When Missouri and Kansas agreed to a border war truce in 2019, the agreement was widely celebrated as the end of an expensive and counterproductive competition.
After spending hundreds of millions of taxpayer dollars moving jobs back and forth across State Line Road, both states agreed to stop subsidizing the relocation of existing employers within the Kansas City region.
The agreement, which consisted of legislation on the Missouri side (which sunset last year) and an executive order from the Kansas side, was a good idea. But I argued at the time that Kansas Governor Laura Kelly’s executive order contained a glaring weakness. Specifically, I questioned how Kansas would define “net new jobs” and whether companies could continue receiving incentives by combining a relocation with a modest expansion.
Seven years later, Governor Kelly has provided the answer.

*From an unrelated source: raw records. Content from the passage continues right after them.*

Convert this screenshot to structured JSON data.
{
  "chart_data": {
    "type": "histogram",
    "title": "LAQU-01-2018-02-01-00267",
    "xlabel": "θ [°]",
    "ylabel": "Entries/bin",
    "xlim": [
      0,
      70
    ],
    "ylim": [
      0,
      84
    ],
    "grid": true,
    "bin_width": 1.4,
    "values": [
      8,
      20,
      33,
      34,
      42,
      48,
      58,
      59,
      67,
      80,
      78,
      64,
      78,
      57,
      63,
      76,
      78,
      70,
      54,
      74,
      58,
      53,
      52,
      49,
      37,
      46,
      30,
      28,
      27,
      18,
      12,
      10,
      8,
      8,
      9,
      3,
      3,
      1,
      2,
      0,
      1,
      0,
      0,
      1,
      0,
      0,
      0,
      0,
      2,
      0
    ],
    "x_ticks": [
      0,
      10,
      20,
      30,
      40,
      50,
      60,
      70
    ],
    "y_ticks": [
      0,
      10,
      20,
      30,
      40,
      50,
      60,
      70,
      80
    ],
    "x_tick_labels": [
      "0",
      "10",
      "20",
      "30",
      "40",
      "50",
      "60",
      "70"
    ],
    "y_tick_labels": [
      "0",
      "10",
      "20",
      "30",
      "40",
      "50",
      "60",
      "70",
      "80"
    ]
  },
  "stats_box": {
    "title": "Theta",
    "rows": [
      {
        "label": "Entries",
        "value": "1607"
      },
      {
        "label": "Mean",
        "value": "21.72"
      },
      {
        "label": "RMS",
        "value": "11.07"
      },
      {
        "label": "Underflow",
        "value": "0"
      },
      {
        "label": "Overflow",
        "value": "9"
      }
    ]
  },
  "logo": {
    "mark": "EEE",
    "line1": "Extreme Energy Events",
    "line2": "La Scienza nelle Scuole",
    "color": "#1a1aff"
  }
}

Defending Kansas’s $125 million incentive package for Lockton’s new headquarters in Leawood, Kelly argued the deal does not violate the border war truce because “We will not incentivize the move of current jobs. If a company is going to move and expand, we’ll talk.”
That is almost precisely the scenario I described in 2019: “Could a growing Missouri firm already planning to make a few new hires take that plan to Kansas and seek incentives—using those ‘net new jobs’ as leverage?”
The company is expected to move roughly 1,500 existing jobs from Missouri to Kansas while adding approximately 500 new positions. Under Governor Kelly’s interpretation, those additional jobs are enough to distinguish the project from the type of incentive-fueled relocation the truce was intended to prevent.
But the transaction looks familiar. Thousands of jobs move across the state line. Taxpayers provide substantial subsidies. Public officials attend a groundbreaking and celebrate job creation.
The fundamental question is whether those additional jobs would have been created anyway. It is a difficult question to answer from the outside, yet the system incentivizes businesses to claim the growth is due to the incentive.
A real economic border war truce is worth crafting. But unfortunately, the 2019 truce isn’t that.